Rossellini decided to develop a beauty company with Lancaster not only to fight such stereotyping with "humor and tenderness" in marketing ("Some hipness comes with aggression," she says. "We try not to have that in Manifesto.") but also because she just knew too much. After 14 years as the face of Lancome, she refused to simply toss out a huge trove of practical knowledge about the industry.

"Actors work a lot," she says. "They produce, they develop material for themselves, they might direct. But when it comes to modeling, it seemed to me that it just stopped there. Nobody capitalized on the culture they had acquired. Once you are old, you have to think of something else to do. I stopped my work with Lancome. Obviously I was upset because I worked with them for 14 years. It was a big financial loss. What do you do next? It seemed logical that I would capitalize on what I had learned. I always wonder about Linda Evangelista. This is a person who is sort of a scholar of fashion. I haven't spoken to her in years, but I'm sure she is pretty lost, saying 'What am I going to do next?'"

Rossellini has kept up her acting career too. Recently she performed in Italian in the title role of Andre Gide's Persephone in Naples. Rossellini jumped at the chance to work with the director, Jean-Paul Scarpitta, and was drawn to Gide's feminist telling of the Greek myth. "Instead of making Persephone a passive victim caught between her mother and her husband, she decides," Rossellini says. "In the third act of the poem, Persephone takes charge. She says that once you have been suffering, you can't turn around. You have to include it in your life. You can't ignore it anymore. This poem is about women's maturity."

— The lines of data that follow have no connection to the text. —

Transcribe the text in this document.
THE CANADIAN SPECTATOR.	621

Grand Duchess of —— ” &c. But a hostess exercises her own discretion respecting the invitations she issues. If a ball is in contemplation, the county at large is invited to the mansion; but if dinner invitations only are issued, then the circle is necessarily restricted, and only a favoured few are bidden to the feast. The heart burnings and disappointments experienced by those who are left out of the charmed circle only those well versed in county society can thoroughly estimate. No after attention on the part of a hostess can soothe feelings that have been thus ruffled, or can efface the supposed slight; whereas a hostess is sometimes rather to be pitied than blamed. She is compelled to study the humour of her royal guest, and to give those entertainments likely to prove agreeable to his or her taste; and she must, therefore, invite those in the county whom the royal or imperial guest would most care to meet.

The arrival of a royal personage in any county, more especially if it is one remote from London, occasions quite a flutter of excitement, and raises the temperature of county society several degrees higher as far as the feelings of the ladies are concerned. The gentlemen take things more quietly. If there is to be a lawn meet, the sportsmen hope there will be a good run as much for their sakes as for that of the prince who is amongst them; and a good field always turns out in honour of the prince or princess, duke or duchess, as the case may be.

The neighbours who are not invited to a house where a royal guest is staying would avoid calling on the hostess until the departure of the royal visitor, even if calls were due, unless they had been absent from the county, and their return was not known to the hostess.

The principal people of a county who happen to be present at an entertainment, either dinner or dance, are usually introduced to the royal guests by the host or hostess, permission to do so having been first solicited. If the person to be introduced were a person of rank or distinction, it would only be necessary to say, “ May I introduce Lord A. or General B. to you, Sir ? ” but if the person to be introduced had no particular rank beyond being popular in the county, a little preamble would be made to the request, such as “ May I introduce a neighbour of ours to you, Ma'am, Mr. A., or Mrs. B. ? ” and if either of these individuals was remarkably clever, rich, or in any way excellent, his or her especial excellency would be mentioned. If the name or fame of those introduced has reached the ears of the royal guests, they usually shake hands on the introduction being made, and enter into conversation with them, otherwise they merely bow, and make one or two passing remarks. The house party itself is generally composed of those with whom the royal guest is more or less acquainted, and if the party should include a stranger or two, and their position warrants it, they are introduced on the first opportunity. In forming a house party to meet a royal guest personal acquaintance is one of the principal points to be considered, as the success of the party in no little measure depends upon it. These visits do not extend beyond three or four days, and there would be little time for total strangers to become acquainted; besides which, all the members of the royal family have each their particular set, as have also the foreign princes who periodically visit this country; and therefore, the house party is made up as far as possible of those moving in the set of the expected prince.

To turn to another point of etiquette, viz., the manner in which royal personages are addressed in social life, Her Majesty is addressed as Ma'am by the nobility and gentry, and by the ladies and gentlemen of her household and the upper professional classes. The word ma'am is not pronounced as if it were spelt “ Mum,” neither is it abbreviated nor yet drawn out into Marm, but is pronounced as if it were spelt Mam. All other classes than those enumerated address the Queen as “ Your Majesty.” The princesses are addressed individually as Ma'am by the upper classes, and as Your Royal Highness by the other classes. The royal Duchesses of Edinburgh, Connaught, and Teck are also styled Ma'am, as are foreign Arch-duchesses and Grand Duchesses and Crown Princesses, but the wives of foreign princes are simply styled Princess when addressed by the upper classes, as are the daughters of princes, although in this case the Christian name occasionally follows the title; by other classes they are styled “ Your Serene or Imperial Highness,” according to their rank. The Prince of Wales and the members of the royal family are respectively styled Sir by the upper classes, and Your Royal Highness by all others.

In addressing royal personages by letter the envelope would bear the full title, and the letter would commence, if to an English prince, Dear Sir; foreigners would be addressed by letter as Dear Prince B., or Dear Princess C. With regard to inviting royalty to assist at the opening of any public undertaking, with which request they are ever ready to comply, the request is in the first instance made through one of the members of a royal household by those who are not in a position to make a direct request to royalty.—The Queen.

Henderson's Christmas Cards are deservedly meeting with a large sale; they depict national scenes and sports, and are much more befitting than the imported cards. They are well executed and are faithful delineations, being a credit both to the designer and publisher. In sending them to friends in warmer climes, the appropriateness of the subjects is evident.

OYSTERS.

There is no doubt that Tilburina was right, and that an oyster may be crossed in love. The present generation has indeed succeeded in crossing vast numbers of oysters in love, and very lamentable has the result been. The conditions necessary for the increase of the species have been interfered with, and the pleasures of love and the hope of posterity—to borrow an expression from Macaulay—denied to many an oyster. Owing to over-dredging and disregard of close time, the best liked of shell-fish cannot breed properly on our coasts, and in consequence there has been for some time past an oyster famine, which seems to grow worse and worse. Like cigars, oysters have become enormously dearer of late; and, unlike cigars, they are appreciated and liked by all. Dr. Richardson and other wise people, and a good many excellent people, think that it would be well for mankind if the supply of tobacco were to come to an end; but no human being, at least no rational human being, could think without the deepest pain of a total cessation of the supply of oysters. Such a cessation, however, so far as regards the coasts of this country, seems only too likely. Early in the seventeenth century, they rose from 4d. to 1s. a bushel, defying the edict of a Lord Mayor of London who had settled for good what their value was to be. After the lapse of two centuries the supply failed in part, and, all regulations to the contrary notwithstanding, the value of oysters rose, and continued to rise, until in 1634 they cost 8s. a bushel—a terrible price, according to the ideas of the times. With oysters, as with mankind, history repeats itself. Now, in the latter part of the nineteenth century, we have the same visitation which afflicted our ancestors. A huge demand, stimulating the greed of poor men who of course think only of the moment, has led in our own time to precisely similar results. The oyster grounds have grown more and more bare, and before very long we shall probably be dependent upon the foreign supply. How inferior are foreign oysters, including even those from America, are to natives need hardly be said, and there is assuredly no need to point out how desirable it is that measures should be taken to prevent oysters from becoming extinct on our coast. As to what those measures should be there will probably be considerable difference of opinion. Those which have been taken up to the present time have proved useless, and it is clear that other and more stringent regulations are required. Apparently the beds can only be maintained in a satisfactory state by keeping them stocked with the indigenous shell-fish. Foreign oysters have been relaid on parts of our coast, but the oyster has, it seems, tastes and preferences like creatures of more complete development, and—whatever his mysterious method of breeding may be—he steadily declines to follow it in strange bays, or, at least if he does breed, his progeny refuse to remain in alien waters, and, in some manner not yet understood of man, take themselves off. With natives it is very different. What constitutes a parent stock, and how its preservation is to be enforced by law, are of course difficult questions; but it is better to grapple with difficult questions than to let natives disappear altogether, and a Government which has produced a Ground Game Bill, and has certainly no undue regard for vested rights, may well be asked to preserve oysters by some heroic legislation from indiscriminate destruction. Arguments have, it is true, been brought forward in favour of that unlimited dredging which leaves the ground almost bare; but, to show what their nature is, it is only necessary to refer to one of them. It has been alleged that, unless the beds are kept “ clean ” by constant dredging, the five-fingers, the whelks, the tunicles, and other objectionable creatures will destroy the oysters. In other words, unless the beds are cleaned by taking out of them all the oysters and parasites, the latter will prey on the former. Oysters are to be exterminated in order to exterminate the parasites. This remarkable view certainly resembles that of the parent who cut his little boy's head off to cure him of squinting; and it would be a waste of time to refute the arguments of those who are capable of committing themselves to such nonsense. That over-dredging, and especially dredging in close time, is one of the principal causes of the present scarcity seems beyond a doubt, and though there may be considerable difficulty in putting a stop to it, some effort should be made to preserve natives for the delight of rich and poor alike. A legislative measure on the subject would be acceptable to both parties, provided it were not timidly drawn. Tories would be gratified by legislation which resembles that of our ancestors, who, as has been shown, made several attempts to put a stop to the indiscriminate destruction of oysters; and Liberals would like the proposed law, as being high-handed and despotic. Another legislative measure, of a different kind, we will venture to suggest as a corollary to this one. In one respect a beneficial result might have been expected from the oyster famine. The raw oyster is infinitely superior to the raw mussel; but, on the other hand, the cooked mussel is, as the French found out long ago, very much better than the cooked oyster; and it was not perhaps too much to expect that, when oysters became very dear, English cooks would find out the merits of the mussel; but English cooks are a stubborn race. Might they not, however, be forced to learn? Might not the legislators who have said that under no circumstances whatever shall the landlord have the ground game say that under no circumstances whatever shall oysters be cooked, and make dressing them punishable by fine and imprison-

Rossellini's daughter, Elettra-Ingrid Wiedemann, by her former husband, Jonathan Wiedemann, will soon reach a milestone of her own when she goes to college in the fall, here in the East. "It's good for me because, especially in the beginning, she may want me to visit and help her," says Rossellini, who lives with her children in New York. "At first, she wanted to go to California or Colorado, and I was concerned."

Right now, Elettra is mulling a career in fashion or advertising, with no thought of becoming a third-generation actress. "It may come up later, or it might be too heavy a burden. It's hard," Rossellini says. "I am a 'daughter of', and she is a 'daughter of' and a 'granddaughter of', so she has a double burden."

Rossellini knows well the power of a mother's shadow, and that an actor's life can seem threatening to a child. In her 1997 autobiography, Some of Me, she wrote that it pained her when her mother, Ingrid Bergman, was asked what mattered most to her, and she answered her work. "I feel with my mother, there were two lives," she says now. "One was our intimate family life, and one was our public life. The public life was the one that had a lot of pressure, because my mother was a great actress. There was always that. But in the reality of the family, that didn't exist."

Isabella named her son, whom she adopted as a single mother in 1994, after her father, the director Roberto Rossellini. (She notes that retrospectives of her father's work will be running in Paris this spring and in New York next year.) Originally she had decided with her sisters that the name Roberto was all wrong. But when the phone call came to say that the baby had been born in Texas, she was at Bravo taping an introduction to three of her father's restored films. "He was born while I was talking about my dad," she remembers thinking. "That means I have to call him Roberto."

Still, the realist in Rossellini all but dismisses the name's albatross potential. "Memories fade," she says. "I think if you do a survey and ask a lot of young people about Ingrid Brgman, that image with the hat [from Casablanca] will come up. But with my father.Nobody up to now has said to my son, 'Your grandfather was Roberto Rossellini.' Which is good for him. For my father, of course, there is a sad side to it. It's just time going on."